The platform has carried Taylor’s last three fights, including her most recent ring adventure—a 9th round stoppage of Rose Volante in their three-belt lightweight unification bout this past March in Philadelphia. Now it will carry the most significant fight of a young career already chock-full of big moments and with plenty more to come, especially with a victory on June 1.
“It’s great that she has finally signed for the fight and I’m delighted that Eddie has been able to make it,” said Taylor (13-0, 6KOs) who makes the seventh defense of at least one major lightweight title. “After my fight last month I went back home for a week but then it was straight back to Connecticut to start the hard work in training camp for this fight.
“When I turned professional my first goal was to win a World title but then my next priority was to become undisputed champion so obviously this fight gives me the opportunity to do that so it’s massive for my career.”
Interestingly, Persoon (43-1, 18KOs)— who is coming off of a 9th round knockout of Melissa St. Vil this past March in Belgium—and her team held a press conference Monday in Belgium to declare the fight as official, signing her offered contract at the public session.
The session was initially declared as premature, but has since transitioned from advanced talks to signed and sealed.
“This is a very unique opportunity for me and I’m thankful we’ve got the fight made,” said Persoon, who makes the sixth defense of her World Boxing Council (WBC) lightweight title, the lone belt for which Taylor has yet to compete as a pro.

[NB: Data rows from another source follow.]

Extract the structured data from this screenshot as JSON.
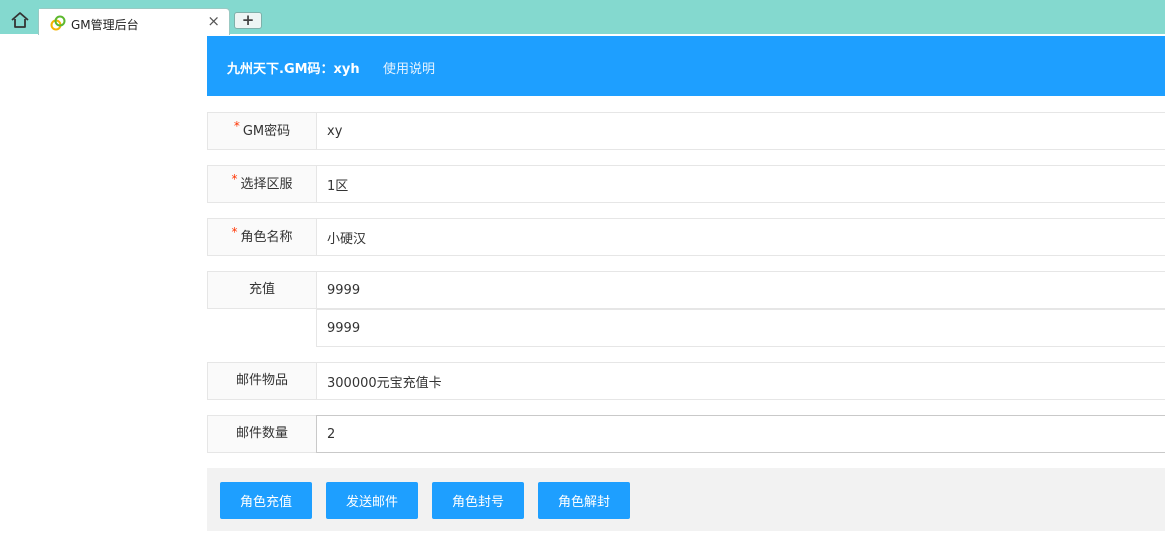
{
  "browser": {
    "tab_title": "GM管理后台",
    "close_glyph": "×",
    "newtab_glyph": "+"
  },
  "header": {
    "title": "九州天下.GM码：xyh",
    "link": "使用说明"
  },
  "form": {
    "required_mark": "*",
    "gm_password": {
      "label": "GM密码",
      "value": "xy"
    },
    "server": {
      "label": "选择区服",
      "value": "1区"
    },
    "role_name": {
      "label": "角色名称",
      "value": "小硬汉"
    },
    "recharge": {
      "label": "充值",
      "value": "9999",
      "value2": "9999"
    },
    "mail_item": {
      "label": "邮件物品",
      "value": "300000元宝充值卡"
    },
    "mail_qty": {
      "label": "邮件数量",
      "value": "2"
    }
  },
  "actions": {
    "recharge": "角色充值",
    "send_mail": "发送邮件",
    "ban": "角色封号",
    "unban": "角色解封"
  },
  "colors": {
    "accent": "#1e9fff",
    "tabstrip": "#84d9cf",
    "required": "#ff3300"
  }
}
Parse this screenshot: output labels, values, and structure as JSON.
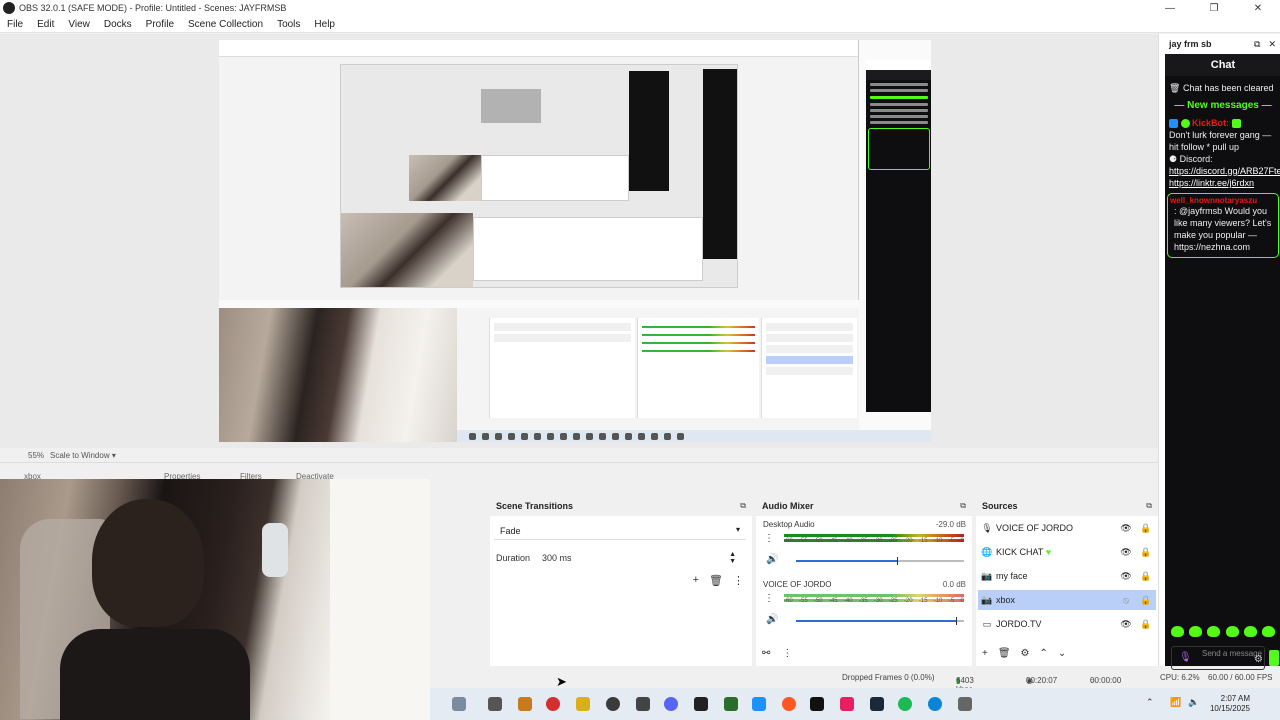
{
  "window": {
    "title": "OBS 32.0.1 (SAFE MODE) - Profile: Untitled - Scenes: JAYFRMSB",
    "controls": [
      "—",
      "❐",
      "✕"
    ]
  },
  "menu": [
    "File",
    "Edit",
    "View",
    "Docks",
    "Profile",
    "Scene Collection",
    "Tools",
    "Help"
  ],
  "preview_toolbar": {
    "zoom": "55%",
    "scale_mode": "Scale to Window"
  },
  "source_toolbar": {
    "source": "xbox",
    "properties": "Properties",
    "filters": "Filters",
    "deactivate": "Deactivate"
  },
  "scene_transitions": {
    "title": "Scene Transitions",
    "transition": "Fade",
    "duration_label": "Duration",
    "duration_value": "300 ms"
  },
  "audio_mixer": {
    "title": "Audio Mixer",
    "channels": [
      {
        "name": "Desktop Audio",
        "db": "-29.0 dB",
        "volume_fraction": 0.6
      },
      {
        "name": "VOICE OF JORDO",
        "db": "0.0 dB",
        "volume_fraction": 0.95
      }
    ],
    "scale": [
      "-60",
      "-55",
      "-50",
      "-45",
      "-40",
      "-35",
      "-30",
      "-25",
      "-20",
      "-15",
      "-10",
      "-5",
      "0"
    ]
  },
  "sources": {
    "title": "Sources",
    "items": [
      {
        "name": "VOICE OF JORDO",
        "icon": "mic-icon",
        "selected": false
      },
      {
        "name": "KICK CHAT",
        "icon": "browser-icon",
        "selected": false
      },
      {
        "name": "my face",
        "icon": "camera-icon",
        "selected": false
      },
      {
        "name": "xbox",
        "icon": "camera-icon",
        "selected": true
      },
      {
        "name": "JORDO.TV",
        "icon": "window-icon",
        "selected": false
      }
    ]
  },
  "status": {
    "dropped_frames": "Dropped Frames 0 (0.0%)",
    "kbps": "6403 kbps",
    "stream_time": "00:20:07",
    "record_time": "00:00:00",
    "cpu": "CPU: 6.2%",
    "fps": "60.00 / 60.00 FPS"
  },
  "taskbar": {
    "time": "2:07 AM",
    "date": "10/15/2025"
  },
  "chat_dock": {
    "title": "jay frm sb",
    "panel_title": "Chat",
    "cleared": "Chat has been cleared",
    "new_messages": "New messages",
    "bot_name": "KickBot:",
    "bot_message": "Don't lurk forever gang — hit follow * pull up",
    "discord_label": "Discord:",
    "discord_link": "https://discord.gg/ARB27Fte",
    "linktree": "https://linktr.ee/j6rdxn",
    "spam_user": "well_knownnotaryaszu",
    "spam_message": ": @jayfrmsb Would you like many viewers? Let's make you popular — https://nezhna.com",
    "input_placeholder": "Send a message",
    "accent": "#53fc18"
  },
  "colors": {
    "selection": "#b9cff8",
    "fader": "#2b6fd6",
    "kick_green": "#53fc18"
  }
}
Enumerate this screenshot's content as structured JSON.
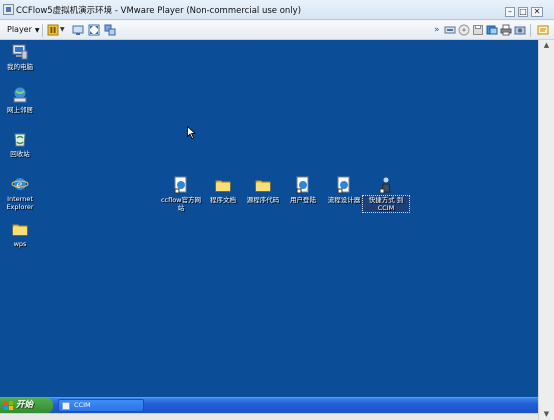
{
  "window": {
    "title": "CCFlow5虚拟机演示环境 - VMware Player (Non-commercial use only)",
    "minimize_glyph": "–",
    "maximize_glyph": "□",
    "close_glyph": "✕"
  },
  "toolbar": {
    "player_label": "Player",
    "player_arrow": "▼"
  },
  "desktop": {
    "background_color": "#0c4d98",
    "icons": [
      {
        "label": "我的电脑",
        "icon": "computer-icon"
      },
      {
        "label": "网上邻居",
        "icon": "network-icon"
      },
      {
        "label": "回收站",
        "icon": "recycle-bin-icon"
      },
      {
        "label": "Internet Explorer",
        "icon": "ie-icon"
      },
      {
        "label": "wps",
        "icon": "folder-icon"
      },
      {
        "label": "ccflow官方网站",
        "icon": "web-shortcut-icon"
      },
      {
        "label": "程序文档",
        "icon": "folder-icon"
      },
      {
        "label": "源程序代码",
        "icon": "folder-icon"
      },
      {
        "label": "用户登陆",
        "icon": "web-shortcut-icon"
      },
      {
        "label": "流程设计器",
        "icon": "web-shortcut-icon"
      },
      {
        "label": "快捷方式 到 CCIM",
        "icon": "ccim-shortcut-icon"
      }
    ]
  },
  "taskbar": {
    "start_label": "开始",
    "tasks": [
      {
        "label": "CCIM"
      }
    ]
  },
  "scroll": {
    "up_glyph": "▲",
    "down_glyph": "▼"
  }
}
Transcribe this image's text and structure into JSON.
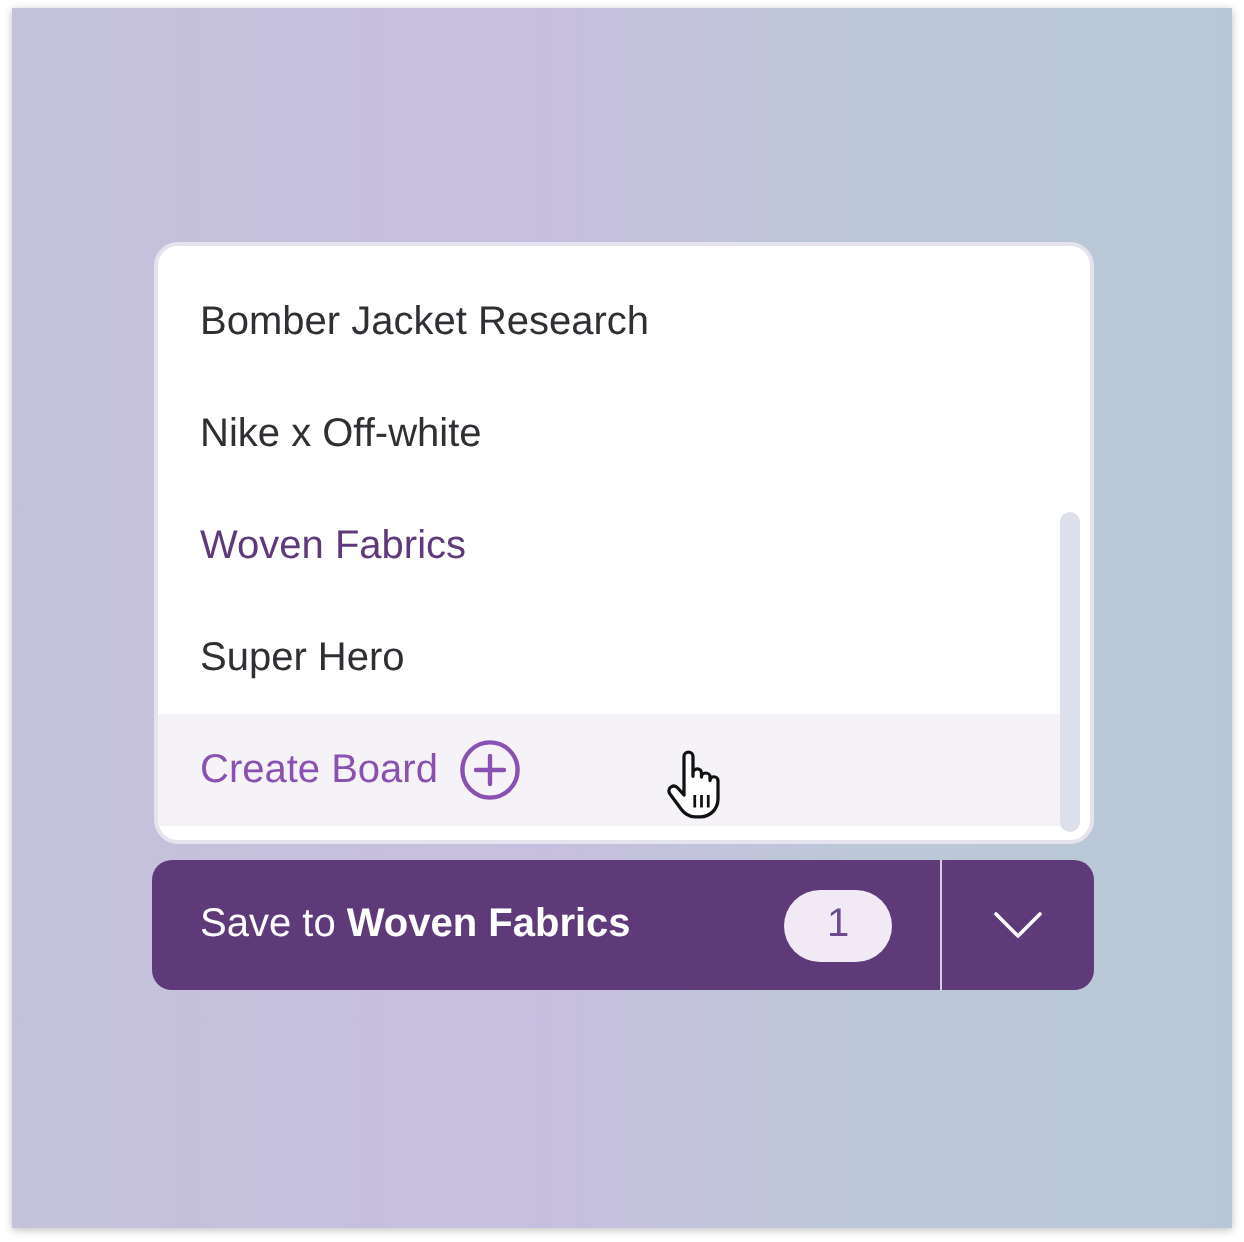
{
  "menu": {
    "items": [
      {
        "label": "Bomber Jacket Research",
        "selected": false
      },
      {
        "label": "Nike x Off-white",
        "selected": false
      },
      {
        "label": "Woven Fabrics",
        "selected": true
      },
      {
        "label": "Super Hero",
        "selected": false
      }
    ],
    "create_board": {
      "label": "Create Board",
      "hovered": true
    }
  },
  "save_button": {
    "label": "Save to **Woven Fabrics**",
    "count": "1"
  }
}
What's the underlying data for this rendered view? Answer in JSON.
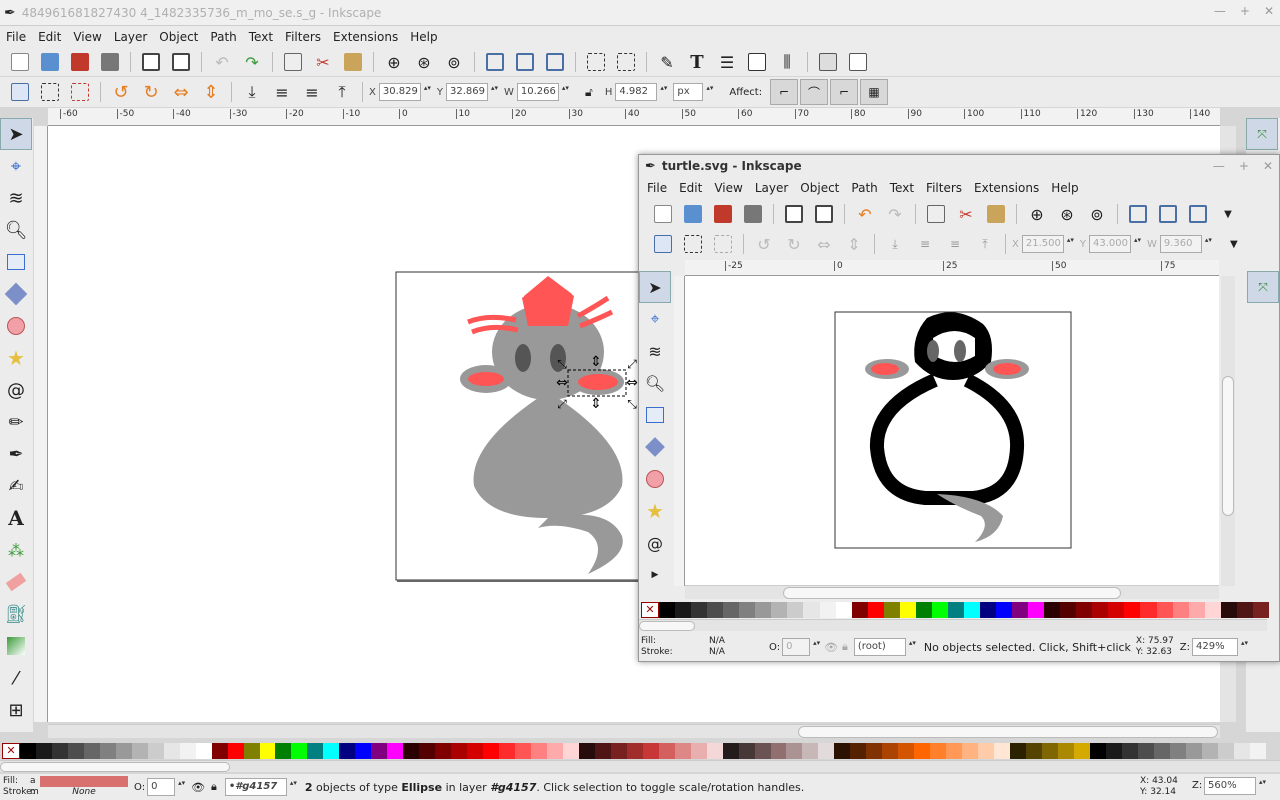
{
  "main": {
    "title": "484961681827430 4_1482335736_m_mo_se.s_g - Inkscape",
    "menu": [
      "File",
      "Edit",
      "View",
      "Layer",
      "Object",
      "Path",
      "Text",
      "Filters",
      "Extensions",
      "Help"
    ],
    "x_label": "X",
    "x_value": "30.829",
    "y_label": "Y",
    "y_value": "32.869",
    "w_label": "W",
    "w_value": "10.266",
    "h_label": "H",
    "h_value": "4.982",
    "unit": "px",
    "affect_label": "Affect:",
    "ruler_ticks": [
      "-60",
      "-50",
      "-40",
      "-30",
      "-20",
      "-10",
      "0",
      "10",
      "20",
      "30",
      "40",
      "50",
      "60",
      "70",
      "80",
      "90",
      "100",
      "110",
      "120",
      "130",
      "140"
    ],
    "status": {
      "fill_label": "Fill:",
      "fill_value": "a",
      "stroke_label": "Stroke:",
      "stroke_value": "m",
      "stroke_none": "None",
      "fill_color": "#d97070",
      "opacity_label": "O:",
      "opacity_value": "0",
      "layer_value": "•#g4157",
      "count": "2",
      "msg_a": " objects of type ",
      "type": "Ellipse",
      "msg_b": " in layer ",
      "layer": "#g4157",
      "msg_c": ". Click selection to toggle scale/rotation handles.",
      "cx_label": "X:",
      "cx_value": "43.04",
      "cy_label": "Y:",
      "cy_value": "32.14",
      "zoom_label": "Z:",
      "zoom_value": "560%"
    }
  },
  "second": {
    "title": "turtle.svg - Inkscape",
    "menu": [
      "File",
      "Edit",
      "View",
      "Layer",
      "Object",
      "Path",
      "Text",
      "Filters",
      "Extensions",
      "Help"
    ],
    "x_label": "X",
    "x_value": "21.500",
    "y_label": "Y",
    "y_value": "43.000",
    "w_label": "W",
    "w_value": "9.360",
    "ruler_ticks": [
      "-25",
      "0",
      "25",
      "50",
      "75"
    ],
    "status": {
      "fill_label": "Fill:",
      "fill_value": "N/A",
      "stroke_label": "Stroke:",
      "stroke_value": "N/A",
      "opacity_label": "O:",
      "opacity_value": "0",
      "layer_value": "(root)",
      "msg": "No objects selected. Click, Shift+click, or dr",
      "cx_label": "X:",
      "cx_value": "75.97",
      "cy_label": "Y:",
      "cy_value": "32.63",
      "zoom_label": "Z:",
      "zoom_value": "429%"
    }
  },
  "colors": {
    "accent_red": "#ff5555",
    "body_gray": "#999999",
    "black": "#000000"
  }
}
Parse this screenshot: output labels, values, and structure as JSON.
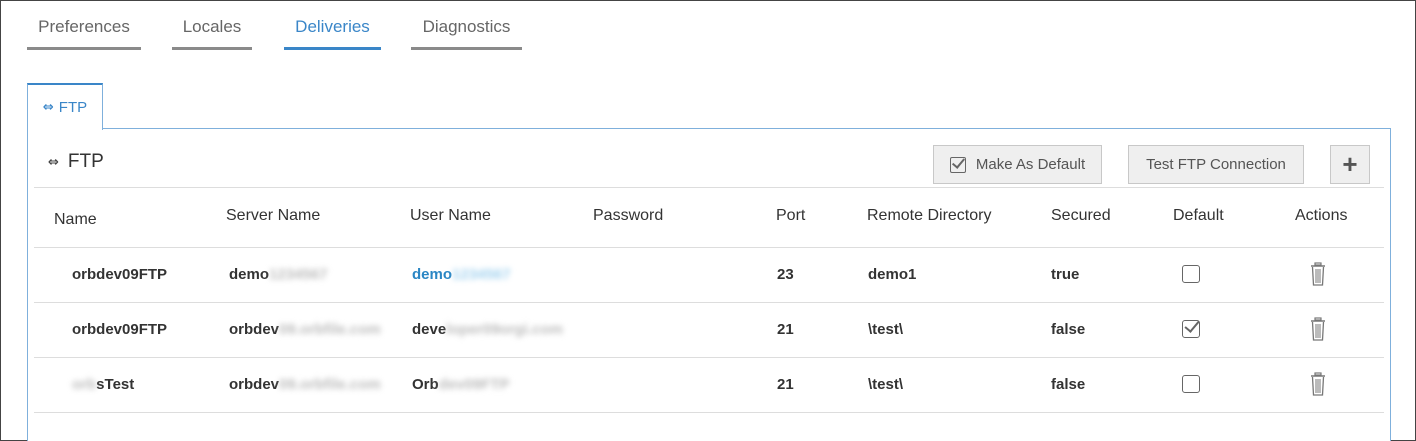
{
  "top_tabs": [
    {
      "label": "Preferences",
      "active": false
    },
    {
      "label": "Locales",
      "active": false
    },
    {
      "label": "Deliveries",
      "active": true
    },
    {
      "label": "Diagnostics",
      "active": false
    }
  ],
  "inner_tab": {
    "label": "FTP",
    "icon": "ftp-icon"
  },
  "panel": {
    "title": "FTP",
    "make_default_label": "Make As Default",
    "test_connection_label": "Test FTP Connection",
    "add_label": "+"
  },
  "table": {
    "columns": [
      "Name",
      "Server Name",
      "User Name",
      "Password",
      "Port",
      "Remote Directory",
      "Secured",
      "Default",
      "Actions"
    ],
    "rows": [
      {
        "name": "orbdev09FTP",
        "name_prefix": "",
        "server": "demo",
        "server_blur": "1234567",
        "user": "demo",
        "user_blur": "1234567",
        "password": "",
        "port": "23",
        "remote_dir": "demo1",
        "secured": "true",
        "default": false
      },
      {
        "name": "orbdev09FTP",
        "name_prefix": "",
        "server": "orbdev",
        "server_blur": "09.orbfile.com",
        "user": "deve",
        "user_blur": "loper09orgi.com",
        "password": "",
        "port": "21",
        "remote_dir": "\\test\\",
        "secured": "false",
        "default": true
      },
      {
        "name": "sTest",
        "name_prefix": "orb",
        "server": "orbdev",
        "server_blur": "09.orbfile.com",
        "user": "Orb",
        "user_blur": "dev09FTP",
        "password": "",
        "port": "21",
        "remote_dir": "\\test\\",
        "secured": "false",
        "default": false
      }
    ]
  },
  "colors": {
    "accent": "#3a86c8",
    "link": "#2a86c4"
  }
}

“I did not have the opportunity to participate in the Olympic Games and now I get the chance to compete with the Olympic champion in Katie Taylor. I expect this will be a very tough and honest fight, and that the best boxer may win this title fight – and I expect that to be me.”
One hurdle which has since been cleared saw Persoon under investigation by the Flemish Anti-Doping Tribunal for having missed a random drug test last October. The long-reigning lightweight titlist—who also doubles as a full-time police officer back home—actually submitted to testing, but was unable to provide a sample at the time of her visit from the anti-doping agency.
Because of her work commitment and an inability to reschedule a session within the allotted time frame, it went down as a missed test. Such an instance is considered a violation of the anti-doping policy, but not nearly carrying as much weight as an athlete who tests positive.
The fact that Persoon has twice fought since then is indication of such, but is now moot as she was cleared of any wrongdoing in an April 11 ruling by the Flemish court. The good news was celebrated by the 34-year old announcing to her local fans a signed and sealed date with Taylor, which will serve as her first career fight in the U.S.
For Taylor, it will mark her sixth career fight, all coming within her last nine ring starts.
“Whether it’s been in Brooklyn, Boston, Philadelphia or at Madison Square Garden I’ve been blown away by the support I’ve had at those fights,” Taylor told BoxingScene.com of her stateside tour.
Her latest U.S. appearance marked her seventh title fight win, with all but one coming against opponents who’d either held titles or would go on to win one.
Taylor—a two-time Olympian for Ireland who captured a Gold medal in the 2012 London Olympics—now has a chance to become undisputed lightweight champion, It’s remained a goal of hers in a 2019 campaign which she hopes will also include at least one superfight against the likes of seven-division titlist Amanda Serrano or World welterweight queen Cecilia Braekhus—all in that order.
“I would take Amanda Serrano or Cecilia Braekhus but I really want that last belt,” Taylor admits, wanting to build on her own legacy before negotiating fights with either superstar. “Those fights are so much bigger if I come in with all four (lightweight) belts.”
The winner will join Braekhus and Shields as the lone three female fighters in history to become undisputed champions. Braekhus (35-0, 9KOs) has held every major title at welterweight since Sept. ’13 and earned the lineal championship in a Feb. ’17 win over Klara Svensson. Shields—the lone U.S. boxer in history to win consecutive Olympic Gold medals—became the World middleweight queen following her near-flawless win over previously unbeaten Christina Hammer in their four-belt unification fight last weekend in Atlantic City, New Jersey.